La simpatica e ironica immagine suggerita dal titolo quindi da una parte si ricollega all’arsenale di figure comiche proposte nel corso della discografia di Devin Townsend (l’alieno onnisciente Ziltoid sicuramente in cima alla lista). Tuttavia, si collega anche a un percorso di maturazione ulteriore da parte di un musicista che dietro la maschera dell’ironia osserva attentamente il mondo che lo circonda.

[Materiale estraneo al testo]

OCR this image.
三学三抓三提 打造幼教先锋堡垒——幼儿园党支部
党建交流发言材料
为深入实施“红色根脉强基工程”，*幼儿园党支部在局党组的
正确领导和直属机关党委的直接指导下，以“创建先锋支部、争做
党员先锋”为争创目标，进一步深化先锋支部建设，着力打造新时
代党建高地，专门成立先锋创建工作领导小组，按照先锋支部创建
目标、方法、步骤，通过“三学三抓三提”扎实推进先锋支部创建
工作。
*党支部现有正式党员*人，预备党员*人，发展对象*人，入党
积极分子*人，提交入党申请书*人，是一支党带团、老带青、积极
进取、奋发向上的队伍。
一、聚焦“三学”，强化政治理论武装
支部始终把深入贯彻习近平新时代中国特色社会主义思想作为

Eccoci quindi ad affrontare un album di rassegnata, ironica, talvolta isterica rassegnazione. PowerNerd è un album molto facile da ascoltare e da assimilare, ma quello che lascia nel cuore dell’ascoltatore ha forse un impatto emotivo superiore a qualunque altra uscita del canadese, che sia negli Strapping Young Lad o in qualunque altro progetto solista.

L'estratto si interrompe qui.